- International film poster
- Directed by: Aku Louhimies
- Screenplay by: Jari Olavi Rantala; Antti Jokinen; Mika Karttunen;
- Based on: 6/12 [fi] by Ilkka Remes
- Produced by: Mikko Tenhunen; Antti Jokinen; Evelin Penttilä; Sirkka Rautiainen;
- Starring: Jasper Pääkkönen; Nanna Blondell; Sverrir Gudnason; Cathy Belton;
- Cinematography: Mika Orasmaa
- Edited by: Ben Mercer
- Music by: Lasse Enersen
- Production company: Cinematic
- Distributed by: SF Studios
- Release date: 19 November 2021;
- Running time: 115 minutes
- Country: Finland
- Languages: Finnish; English; Swedish; Serbian; Russian; French;
- Budget: $9–10 million
- Box office: $958,440

= Omerta 6/12 =

2021 Finnish action thriller film

Omerta 6/12 (released in the US as Attack on Finland) is a 2021 Finnish action thriller film directed by Aku Louhimies, based on Ilkka Remes' 2006 novel, 6/12. It tells the story of an attack planned by Serbian terrorists on the presidential palace in Helsinki during the reception for Finland's Independence Day.
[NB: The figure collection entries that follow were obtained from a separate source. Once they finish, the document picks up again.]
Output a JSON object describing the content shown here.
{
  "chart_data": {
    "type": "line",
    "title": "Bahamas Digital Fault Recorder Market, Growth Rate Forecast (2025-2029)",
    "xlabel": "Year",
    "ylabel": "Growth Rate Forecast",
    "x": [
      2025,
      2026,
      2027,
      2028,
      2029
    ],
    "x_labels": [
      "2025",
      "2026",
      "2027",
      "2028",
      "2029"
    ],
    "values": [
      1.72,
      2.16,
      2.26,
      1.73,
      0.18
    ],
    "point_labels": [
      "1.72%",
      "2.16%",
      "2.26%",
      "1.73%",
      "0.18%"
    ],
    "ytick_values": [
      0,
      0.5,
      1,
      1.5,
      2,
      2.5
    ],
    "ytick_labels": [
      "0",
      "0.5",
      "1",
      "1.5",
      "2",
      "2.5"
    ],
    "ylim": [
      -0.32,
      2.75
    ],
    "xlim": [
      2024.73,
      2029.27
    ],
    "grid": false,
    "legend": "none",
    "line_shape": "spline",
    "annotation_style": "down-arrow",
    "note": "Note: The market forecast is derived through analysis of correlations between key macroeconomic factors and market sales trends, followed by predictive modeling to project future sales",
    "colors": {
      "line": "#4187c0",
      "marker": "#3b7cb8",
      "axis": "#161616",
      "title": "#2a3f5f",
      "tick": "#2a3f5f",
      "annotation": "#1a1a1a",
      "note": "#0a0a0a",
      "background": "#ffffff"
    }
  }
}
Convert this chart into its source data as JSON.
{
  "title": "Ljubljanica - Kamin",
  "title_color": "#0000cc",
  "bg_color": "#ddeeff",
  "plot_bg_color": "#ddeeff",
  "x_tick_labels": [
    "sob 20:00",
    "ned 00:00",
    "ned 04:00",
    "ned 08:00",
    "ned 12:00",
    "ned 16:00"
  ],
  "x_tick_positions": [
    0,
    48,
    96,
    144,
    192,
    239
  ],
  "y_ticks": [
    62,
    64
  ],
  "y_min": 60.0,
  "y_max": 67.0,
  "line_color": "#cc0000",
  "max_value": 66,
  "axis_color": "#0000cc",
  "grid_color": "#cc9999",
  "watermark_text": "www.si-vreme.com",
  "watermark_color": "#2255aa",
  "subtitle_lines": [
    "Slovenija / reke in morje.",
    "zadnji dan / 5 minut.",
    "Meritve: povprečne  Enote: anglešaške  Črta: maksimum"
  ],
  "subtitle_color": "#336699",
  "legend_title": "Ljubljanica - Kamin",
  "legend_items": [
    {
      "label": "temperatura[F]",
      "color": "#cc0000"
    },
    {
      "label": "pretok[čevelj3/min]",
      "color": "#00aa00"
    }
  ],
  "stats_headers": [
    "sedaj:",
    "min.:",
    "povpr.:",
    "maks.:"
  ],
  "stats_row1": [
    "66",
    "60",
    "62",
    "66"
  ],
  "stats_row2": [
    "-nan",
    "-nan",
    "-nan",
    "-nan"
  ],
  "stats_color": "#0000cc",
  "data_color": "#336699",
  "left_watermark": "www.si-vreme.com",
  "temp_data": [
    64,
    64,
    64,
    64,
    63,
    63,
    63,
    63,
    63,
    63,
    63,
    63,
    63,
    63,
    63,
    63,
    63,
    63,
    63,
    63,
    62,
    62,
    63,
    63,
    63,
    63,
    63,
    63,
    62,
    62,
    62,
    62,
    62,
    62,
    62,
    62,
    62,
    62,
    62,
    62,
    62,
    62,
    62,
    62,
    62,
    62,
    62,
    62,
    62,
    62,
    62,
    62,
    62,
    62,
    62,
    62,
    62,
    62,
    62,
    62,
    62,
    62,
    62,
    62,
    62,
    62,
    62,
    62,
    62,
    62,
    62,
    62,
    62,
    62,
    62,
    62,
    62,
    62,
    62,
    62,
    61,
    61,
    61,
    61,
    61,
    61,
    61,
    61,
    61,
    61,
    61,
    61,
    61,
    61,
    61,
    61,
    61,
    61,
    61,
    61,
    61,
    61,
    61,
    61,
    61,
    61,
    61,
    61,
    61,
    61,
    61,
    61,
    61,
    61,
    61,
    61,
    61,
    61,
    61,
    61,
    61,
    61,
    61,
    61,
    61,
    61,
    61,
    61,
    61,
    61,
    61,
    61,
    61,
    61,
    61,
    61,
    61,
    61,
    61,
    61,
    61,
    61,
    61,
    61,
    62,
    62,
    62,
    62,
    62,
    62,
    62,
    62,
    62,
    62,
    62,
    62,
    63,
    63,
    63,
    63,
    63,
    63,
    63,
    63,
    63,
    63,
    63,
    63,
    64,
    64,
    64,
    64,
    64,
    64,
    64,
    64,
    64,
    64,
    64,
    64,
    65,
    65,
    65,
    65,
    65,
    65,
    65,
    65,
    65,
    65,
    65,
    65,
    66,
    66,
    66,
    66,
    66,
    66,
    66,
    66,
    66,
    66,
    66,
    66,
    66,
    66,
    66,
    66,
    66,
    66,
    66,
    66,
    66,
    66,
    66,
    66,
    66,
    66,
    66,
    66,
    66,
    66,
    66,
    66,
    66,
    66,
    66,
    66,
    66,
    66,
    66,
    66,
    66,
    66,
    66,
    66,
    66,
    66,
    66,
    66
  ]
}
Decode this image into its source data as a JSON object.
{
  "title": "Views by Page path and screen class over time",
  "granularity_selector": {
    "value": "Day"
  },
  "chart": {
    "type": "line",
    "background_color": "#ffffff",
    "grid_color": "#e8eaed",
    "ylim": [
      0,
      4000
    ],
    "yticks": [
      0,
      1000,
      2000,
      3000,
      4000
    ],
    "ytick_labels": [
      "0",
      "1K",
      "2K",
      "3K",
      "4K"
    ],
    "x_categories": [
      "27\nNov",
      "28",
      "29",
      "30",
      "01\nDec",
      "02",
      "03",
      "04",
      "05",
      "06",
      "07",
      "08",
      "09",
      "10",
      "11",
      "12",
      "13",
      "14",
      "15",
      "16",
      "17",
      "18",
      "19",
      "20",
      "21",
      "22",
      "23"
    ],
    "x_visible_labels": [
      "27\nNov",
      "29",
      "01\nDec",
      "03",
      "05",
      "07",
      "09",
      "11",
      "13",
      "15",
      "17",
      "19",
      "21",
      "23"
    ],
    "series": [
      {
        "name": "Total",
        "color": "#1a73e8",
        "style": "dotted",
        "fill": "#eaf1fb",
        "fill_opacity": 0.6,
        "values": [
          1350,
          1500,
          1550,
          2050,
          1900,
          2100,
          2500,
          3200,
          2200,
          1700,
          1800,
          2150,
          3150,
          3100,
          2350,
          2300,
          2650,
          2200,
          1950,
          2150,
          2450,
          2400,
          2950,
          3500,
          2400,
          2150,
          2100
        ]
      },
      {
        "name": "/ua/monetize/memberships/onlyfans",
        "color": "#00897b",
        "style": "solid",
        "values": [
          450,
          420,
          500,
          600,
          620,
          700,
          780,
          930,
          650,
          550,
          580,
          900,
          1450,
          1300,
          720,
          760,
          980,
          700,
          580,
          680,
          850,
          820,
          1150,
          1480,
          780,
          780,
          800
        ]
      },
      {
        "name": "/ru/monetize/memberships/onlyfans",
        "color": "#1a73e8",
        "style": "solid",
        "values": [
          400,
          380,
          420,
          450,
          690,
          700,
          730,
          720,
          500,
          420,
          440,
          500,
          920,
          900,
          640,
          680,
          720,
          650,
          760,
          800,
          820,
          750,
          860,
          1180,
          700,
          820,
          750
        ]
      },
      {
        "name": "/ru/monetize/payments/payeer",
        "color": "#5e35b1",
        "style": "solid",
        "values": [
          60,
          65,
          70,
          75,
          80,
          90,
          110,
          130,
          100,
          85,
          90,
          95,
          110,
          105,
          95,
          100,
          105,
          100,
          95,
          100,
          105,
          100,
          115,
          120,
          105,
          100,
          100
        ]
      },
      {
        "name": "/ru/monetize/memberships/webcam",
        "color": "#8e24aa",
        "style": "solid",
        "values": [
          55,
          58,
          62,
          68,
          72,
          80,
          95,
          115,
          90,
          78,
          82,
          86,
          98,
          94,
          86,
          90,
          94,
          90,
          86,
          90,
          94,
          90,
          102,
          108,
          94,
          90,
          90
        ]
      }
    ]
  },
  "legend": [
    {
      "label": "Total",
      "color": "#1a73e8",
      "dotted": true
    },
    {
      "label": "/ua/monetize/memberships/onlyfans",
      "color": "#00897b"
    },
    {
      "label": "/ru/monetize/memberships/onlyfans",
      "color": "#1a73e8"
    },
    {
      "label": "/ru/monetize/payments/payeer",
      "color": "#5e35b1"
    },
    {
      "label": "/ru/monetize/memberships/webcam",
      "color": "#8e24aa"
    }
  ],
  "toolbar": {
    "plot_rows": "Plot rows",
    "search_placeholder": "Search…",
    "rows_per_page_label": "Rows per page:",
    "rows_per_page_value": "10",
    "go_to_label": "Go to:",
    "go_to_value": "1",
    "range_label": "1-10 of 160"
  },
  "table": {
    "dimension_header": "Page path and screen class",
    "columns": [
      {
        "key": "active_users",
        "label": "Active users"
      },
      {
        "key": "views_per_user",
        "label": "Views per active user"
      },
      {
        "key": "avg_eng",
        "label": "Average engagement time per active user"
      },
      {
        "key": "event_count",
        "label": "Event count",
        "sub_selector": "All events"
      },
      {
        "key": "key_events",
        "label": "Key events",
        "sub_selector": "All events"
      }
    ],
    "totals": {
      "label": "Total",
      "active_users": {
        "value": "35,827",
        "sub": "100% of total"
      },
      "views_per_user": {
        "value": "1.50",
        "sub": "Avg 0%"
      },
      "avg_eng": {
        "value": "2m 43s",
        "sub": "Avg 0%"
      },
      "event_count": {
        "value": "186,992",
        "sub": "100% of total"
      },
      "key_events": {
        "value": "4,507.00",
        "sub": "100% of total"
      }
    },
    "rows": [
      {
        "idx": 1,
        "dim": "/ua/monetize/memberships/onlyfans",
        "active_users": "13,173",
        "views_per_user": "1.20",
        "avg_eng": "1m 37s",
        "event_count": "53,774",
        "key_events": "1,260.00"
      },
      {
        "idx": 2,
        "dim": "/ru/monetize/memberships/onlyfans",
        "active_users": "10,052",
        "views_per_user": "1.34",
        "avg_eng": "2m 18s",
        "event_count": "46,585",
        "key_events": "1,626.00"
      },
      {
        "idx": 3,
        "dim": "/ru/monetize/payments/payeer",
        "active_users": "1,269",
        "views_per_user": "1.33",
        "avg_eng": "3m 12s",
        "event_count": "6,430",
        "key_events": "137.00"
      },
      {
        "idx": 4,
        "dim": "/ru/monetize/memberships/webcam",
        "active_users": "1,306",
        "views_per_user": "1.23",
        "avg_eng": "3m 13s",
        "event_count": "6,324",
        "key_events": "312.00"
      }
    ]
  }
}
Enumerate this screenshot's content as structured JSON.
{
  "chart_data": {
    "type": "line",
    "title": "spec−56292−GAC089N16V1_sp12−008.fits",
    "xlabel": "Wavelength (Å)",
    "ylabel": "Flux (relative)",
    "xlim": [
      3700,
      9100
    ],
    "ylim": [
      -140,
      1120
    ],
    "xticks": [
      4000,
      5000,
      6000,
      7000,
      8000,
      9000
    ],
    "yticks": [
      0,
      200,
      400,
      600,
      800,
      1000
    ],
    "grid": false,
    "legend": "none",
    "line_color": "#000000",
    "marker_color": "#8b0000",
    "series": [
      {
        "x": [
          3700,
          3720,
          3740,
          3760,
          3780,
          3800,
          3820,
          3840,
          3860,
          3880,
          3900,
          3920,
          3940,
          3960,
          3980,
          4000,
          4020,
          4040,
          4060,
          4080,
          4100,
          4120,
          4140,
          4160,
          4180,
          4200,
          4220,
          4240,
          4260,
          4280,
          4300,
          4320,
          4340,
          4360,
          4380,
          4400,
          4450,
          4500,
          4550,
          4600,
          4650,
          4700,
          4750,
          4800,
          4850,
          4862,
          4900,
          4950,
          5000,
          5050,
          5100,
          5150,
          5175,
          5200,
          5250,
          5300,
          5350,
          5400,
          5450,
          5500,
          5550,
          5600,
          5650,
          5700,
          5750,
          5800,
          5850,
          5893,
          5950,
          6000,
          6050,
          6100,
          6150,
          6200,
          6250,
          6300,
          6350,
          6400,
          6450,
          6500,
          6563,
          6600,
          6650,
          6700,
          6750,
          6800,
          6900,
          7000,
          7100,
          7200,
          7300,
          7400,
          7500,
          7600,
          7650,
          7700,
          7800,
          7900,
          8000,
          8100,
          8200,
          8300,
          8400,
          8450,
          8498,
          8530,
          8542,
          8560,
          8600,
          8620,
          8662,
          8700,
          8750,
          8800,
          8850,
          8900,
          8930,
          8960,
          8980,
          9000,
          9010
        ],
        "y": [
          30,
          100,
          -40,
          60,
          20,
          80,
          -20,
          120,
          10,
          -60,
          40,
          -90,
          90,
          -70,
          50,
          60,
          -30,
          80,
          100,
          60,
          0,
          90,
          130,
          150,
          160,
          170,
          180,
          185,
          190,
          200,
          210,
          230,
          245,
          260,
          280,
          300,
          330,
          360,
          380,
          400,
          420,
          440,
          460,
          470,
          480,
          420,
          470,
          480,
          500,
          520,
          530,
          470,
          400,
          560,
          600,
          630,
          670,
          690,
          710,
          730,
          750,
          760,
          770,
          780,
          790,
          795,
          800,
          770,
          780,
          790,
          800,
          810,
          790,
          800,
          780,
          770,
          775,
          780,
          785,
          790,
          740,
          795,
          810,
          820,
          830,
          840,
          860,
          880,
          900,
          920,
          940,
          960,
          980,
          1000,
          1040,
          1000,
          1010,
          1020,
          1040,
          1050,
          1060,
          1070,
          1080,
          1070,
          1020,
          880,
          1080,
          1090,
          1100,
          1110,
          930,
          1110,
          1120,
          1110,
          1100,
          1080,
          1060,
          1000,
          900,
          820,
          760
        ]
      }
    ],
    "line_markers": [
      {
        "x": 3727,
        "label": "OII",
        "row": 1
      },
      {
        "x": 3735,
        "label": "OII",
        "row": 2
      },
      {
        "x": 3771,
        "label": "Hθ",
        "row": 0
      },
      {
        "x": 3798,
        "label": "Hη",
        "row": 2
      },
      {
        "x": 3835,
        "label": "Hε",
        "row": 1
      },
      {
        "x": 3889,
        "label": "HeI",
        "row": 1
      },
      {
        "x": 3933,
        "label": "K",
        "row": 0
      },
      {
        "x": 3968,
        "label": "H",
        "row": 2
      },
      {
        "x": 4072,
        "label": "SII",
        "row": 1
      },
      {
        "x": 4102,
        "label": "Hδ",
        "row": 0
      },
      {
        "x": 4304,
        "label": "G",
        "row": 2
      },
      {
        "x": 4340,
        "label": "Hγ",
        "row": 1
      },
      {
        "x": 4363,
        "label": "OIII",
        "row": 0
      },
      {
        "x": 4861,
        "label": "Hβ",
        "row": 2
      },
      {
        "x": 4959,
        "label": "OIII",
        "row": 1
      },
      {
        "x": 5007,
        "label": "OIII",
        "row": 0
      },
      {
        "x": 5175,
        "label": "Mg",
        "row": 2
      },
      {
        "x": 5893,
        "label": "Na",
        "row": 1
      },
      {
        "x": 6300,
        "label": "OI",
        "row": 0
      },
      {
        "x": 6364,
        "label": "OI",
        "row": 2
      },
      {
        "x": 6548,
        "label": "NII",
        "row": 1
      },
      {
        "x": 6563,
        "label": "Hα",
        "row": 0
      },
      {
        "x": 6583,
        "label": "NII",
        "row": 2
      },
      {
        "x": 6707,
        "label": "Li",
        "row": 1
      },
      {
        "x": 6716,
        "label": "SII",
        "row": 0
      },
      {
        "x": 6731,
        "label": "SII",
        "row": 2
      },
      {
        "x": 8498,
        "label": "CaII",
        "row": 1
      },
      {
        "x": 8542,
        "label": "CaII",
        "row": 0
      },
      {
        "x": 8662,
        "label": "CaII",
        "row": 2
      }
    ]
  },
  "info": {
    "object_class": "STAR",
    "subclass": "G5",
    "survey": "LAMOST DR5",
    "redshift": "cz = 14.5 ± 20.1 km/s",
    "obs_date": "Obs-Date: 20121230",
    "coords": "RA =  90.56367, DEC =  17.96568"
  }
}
The film was originally to be directed by Antti J. Jokinen, but having fallen ill, Jokinen was replaced by Louhimies. Omerta stars Jasper Pääkkönen as the main character, with a supporting cast of Nanna Blondell, Sverrir Gudnason, Cathy Belton, Juhan Ulfsak, Dragomir Mrsic, Slaven Spanovic, Märt and Priit Pius, and Mirtel Pohla.

==Synopsis==
The reception for Finland's Independence Day in the capital city, Helsinki, is rudely interrupted when the presidential palace is attacked by Serbian terrorists, and the state leadership, including President Koskivuo, is taken hostage. Max Tanner of the Security Police is appointed as a negotiator in the hostage crisis that unfolds as part of a larger plan to undermine European security. Tanner must make bold and painful decisions to protect lives and the future of Europe.

==Cast==

- Jasper Pääkkönen as Max Tanner
- Nanna Blondell as Sylvia Madsen
- Sverrir Gudnason as Vasa Jankovic
- Cathy Belton as Marie LeClair
- Nika Savolainen as Anya
- Pertti Sveholm as Peter Nylund
- Juhan Ulfsak as Leonid Titov
- Zijad Gracic as Jean Morel
- Miodrag Stojanovic as Borislav Jankovic
- Dragomir Mrsic as Zlatko
- Slaven Spanovic as Toma
- Märt Pius as Slobodan
- Priit Pius as Stanko
- Michael Yare as Jonesy
- Andrei Alén as Sinclair
- Robert Enckell as President Koskivuo
- Gaila Järvsalu as Mrs. Koskivuo
- Mirtel Pohla as Raisa

==Production==
The film's production went through numerous issues, one being safety problems that led to then-director Jokinen not being allowed into the filming area. After Louhimies replaced Jokinen, the script was completely rewritten. The film was planned to be the first part of a series consisting of two films and a six-part TV series. Due to the troublesome production, however, the sequel was abandoned, and the series was reduced to four episodes.

==Release==
The film had its international premiere on 19 November 2021. It was theatrically released in North America and on VOD by Samuel Goldwyn Films on 1 July 2022.

==Reception==
===Box office===
Omerta 6/12 grossed $0 in North America and a worldwide total of $958,440.

===Critical response===
On review aggregator Rotten Tomatoes, the film holds an approval rating of 46% based on 13 reviews, with an average rating of 4.8/10.
Metacritic, which uses a weighted average, assigned the film a score of 41 out of 100, based on 4 critics, indicating "mixed or average" reviews.